Summary:
- IFO shows slightly weaker numbers compared to expectations
- Institute presents its remarks and hunches with regard to the German election’s outcome
- EUR remains on the back foot against the US dollar
The outcome of the German election is by far the most important for financial markets, however it’s likely that a long-lived reaction will be muted or even irrelevant. Sure, we’ll have a period of uncertainty due to complex coalition discussions but it should not reverse the German political scene upside down.
That said, it’s worth mentioning today’s reading presented by the German IFO institute which measures the current business climate and expectations for the following six months. It’s compiled based on opinions delivered by manufacturers, builders retailers and wholesalers. Cutting to the chase, the headline came in at 115.2 against the forecast at 116. Otherwise, expectations slid from 107.9 to 107.4 while the street’s call suggested a tiny bounce to 108. Finally, the current assessment sapped from 124.6 to 123.6 falling short of estimations at 124.7.

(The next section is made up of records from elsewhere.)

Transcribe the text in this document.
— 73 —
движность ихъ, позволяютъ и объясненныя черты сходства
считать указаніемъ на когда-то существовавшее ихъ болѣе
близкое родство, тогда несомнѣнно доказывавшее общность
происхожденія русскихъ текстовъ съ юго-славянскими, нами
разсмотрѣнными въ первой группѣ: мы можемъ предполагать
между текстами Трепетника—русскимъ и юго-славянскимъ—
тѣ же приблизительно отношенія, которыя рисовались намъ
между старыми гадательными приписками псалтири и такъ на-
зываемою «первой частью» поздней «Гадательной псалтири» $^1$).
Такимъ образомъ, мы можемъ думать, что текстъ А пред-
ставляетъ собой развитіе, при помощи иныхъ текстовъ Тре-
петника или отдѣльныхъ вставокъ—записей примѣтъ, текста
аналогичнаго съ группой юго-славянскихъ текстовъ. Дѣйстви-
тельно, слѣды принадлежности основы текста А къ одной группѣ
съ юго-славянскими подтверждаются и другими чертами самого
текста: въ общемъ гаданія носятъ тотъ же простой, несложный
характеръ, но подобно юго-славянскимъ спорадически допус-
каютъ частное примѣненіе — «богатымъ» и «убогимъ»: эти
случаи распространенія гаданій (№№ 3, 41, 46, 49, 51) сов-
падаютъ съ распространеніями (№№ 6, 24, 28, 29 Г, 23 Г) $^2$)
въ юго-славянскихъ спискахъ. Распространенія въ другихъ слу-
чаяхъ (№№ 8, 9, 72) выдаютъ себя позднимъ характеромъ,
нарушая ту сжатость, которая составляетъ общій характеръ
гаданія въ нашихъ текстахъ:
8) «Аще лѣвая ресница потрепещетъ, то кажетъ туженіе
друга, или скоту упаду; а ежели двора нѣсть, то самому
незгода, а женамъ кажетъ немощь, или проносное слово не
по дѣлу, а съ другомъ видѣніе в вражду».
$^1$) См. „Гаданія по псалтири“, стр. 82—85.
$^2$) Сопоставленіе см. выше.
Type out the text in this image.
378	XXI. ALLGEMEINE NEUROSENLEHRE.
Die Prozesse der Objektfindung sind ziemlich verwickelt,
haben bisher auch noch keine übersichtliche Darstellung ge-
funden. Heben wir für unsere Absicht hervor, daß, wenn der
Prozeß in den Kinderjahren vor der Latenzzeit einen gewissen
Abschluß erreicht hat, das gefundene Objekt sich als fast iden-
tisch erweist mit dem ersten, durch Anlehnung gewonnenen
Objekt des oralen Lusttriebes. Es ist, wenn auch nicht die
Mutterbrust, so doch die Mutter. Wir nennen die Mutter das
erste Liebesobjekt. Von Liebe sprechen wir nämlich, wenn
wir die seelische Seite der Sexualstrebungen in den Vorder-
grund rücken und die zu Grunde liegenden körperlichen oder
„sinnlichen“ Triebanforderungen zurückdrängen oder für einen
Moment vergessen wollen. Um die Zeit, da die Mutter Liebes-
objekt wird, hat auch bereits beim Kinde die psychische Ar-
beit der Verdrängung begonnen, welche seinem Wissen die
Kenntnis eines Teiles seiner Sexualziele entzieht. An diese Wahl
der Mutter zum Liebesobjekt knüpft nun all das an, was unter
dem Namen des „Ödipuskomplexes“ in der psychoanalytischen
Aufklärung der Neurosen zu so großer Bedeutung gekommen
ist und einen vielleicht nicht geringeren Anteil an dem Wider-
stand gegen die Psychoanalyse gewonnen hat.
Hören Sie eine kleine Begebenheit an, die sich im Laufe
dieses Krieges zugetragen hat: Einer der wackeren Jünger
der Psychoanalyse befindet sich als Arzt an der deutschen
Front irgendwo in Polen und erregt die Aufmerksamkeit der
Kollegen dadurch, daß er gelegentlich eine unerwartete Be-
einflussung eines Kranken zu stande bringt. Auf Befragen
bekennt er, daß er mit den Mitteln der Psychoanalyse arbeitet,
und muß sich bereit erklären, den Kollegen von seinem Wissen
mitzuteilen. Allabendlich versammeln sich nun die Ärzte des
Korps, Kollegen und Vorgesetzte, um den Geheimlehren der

German IFO gauges weakened slightly in September, both remained on a solid track though. Source: Macrobond, XTB Research
Having looked at the chart above one could notice that despite a decline registered this month, both measures remained broadly unfazed from a longer term perspective. Thus, it suggests an uninterrupted solid economic expansion going forward.
Furthermore, let’s add some remarks delivered by the IFO institute pertaining to the election’s fallout. Chief economist of the IFO suggested the “Jamaica” coalition would be hard to forge, however there were no indications of a change of a course for the German economy. He also referred to GDP growth saying that regardless of a bit weaker third quarter compared to the first half of the year, full-year economic growth would be strong.
The EURUSD remains little changed given the downbeat result of the German election. Source: xStation5
In spite of the fact that the ultimate coalition will be hard to be hammered out, the single currency has chiefly played down these risks. The EURUSD seems to stay on course to test its crucial support area at around 1.1840 and if that level is broken, it could entail an extended leg lower.